PULP – “The Night That Minnie Temperley Died” (live MP3)

as time passes and his stature as a “sex symbol” grows, it’s getting increasingly difficult to imagine jarvis cocker as the kind of guy who has no other option but to worship women from afar. still, it’s hard to begrudge him this when he gets the mood and feeling right time and again. like many shy, sensitive, and intelligent boys, jarvis feels that he could save a woman, if she’d only let him, but she’s too busy dating football players and the like, oblivious to his very existence (sigh). “minnie, if i could, i would give you the rest of my life,” he sings, but he didn’t because she wouldn’t allow for it. instead, the rest of her life went to a suspicious fellow who gave her a lift late one saturday night. the opening lines of the song are used to tell us all we need to know about minnie as a person: her philosophy is, “there’s a light that shines on everything and everyone and it shines so bright – brighter, even, than the sun.”: it basically tells us that minnie is a trusting, optimistic, though naive girl. on top of that, she’s a looker, the kind of girl the whole world wants to have sex with. jarvis (sigh) is resigned to be nothing more than a passive onlooker giving a helpless testimony to the night, we can only assume, minnie was taken off somewhere by a stranger, never to be seen again. so as to assuage her fear that she was the victim of a senseless act of violence — something that would’ve destroyed her world view, though does it matter now that she’s dead? — jarvis coos, “he only did what he did because you looked like one of his kids.”

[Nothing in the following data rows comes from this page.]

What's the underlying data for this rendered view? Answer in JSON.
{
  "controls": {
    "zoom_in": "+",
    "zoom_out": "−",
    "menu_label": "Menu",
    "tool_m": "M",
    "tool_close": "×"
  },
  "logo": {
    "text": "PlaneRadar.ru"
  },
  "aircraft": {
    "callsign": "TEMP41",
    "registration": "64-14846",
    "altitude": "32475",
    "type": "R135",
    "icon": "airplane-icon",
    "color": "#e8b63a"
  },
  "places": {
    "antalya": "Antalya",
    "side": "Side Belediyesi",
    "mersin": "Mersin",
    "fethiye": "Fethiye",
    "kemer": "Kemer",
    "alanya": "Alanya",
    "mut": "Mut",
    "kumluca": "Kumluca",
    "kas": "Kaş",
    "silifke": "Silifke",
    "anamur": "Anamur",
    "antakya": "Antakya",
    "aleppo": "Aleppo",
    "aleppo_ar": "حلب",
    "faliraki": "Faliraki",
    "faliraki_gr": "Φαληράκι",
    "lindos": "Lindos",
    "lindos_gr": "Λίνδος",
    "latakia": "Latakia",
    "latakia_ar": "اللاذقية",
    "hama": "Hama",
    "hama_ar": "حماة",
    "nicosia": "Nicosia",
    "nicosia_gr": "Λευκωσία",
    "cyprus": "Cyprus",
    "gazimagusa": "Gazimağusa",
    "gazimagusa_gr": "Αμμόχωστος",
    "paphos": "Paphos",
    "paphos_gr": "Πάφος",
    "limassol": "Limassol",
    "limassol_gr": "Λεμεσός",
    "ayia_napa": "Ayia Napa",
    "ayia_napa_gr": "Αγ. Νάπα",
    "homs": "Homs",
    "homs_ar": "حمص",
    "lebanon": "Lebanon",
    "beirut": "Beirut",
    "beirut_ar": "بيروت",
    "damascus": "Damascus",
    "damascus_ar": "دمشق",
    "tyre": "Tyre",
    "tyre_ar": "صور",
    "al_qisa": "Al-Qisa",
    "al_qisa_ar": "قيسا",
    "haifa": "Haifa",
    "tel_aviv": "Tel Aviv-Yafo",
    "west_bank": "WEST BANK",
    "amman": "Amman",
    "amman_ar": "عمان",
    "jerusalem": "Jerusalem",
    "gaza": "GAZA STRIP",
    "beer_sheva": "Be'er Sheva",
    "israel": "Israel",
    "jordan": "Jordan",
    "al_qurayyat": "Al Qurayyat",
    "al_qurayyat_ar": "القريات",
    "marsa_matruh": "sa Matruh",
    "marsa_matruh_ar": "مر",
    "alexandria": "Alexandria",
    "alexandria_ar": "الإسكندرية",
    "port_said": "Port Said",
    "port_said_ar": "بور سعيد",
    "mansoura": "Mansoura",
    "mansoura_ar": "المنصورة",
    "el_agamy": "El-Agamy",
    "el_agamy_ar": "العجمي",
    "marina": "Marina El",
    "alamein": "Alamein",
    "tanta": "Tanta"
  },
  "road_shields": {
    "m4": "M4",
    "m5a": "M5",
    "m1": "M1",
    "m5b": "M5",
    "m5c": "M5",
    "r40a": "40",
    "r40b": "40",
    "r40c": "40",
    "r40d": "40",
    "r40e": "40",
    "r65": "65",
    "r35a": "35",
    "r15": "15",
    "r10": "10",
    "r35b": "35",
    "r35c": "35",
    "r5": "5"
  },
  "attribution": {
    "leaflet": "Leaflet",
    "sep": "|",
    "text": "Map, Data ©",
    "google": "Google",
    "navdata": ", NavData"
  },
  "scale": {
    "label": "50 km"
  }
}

“minnie,” it should be said, is a work in progress. one hopes, though, that the “progress” is over because to tinker with this song would be to tamper with near-perfection — and, certainly, i hope that this wasn’t one of the songs that jarvis scrapped. the premise is quite grim — beautiful girl cut down in the prime of her life and, hey, maybe if she got with jarvis it all could’ve been different, but alas — but the music is sweet and just plain beautiful. the song begins with a thunderous sampled backbeat and scathing glam guitar licks which are eventually leavened by acoustic guitar and a soaring string arrangement. it’s a fine mix of beauty and pain, much like the happy life and tragic death of minnie temperley herself. here’s to the sadly beautiful girls out there who’ve broken all our hearts and have inspired some of the finest art ever created. may jarvis cocker never find happiness and, if he does, may he continue to fool us into thinking otherwise.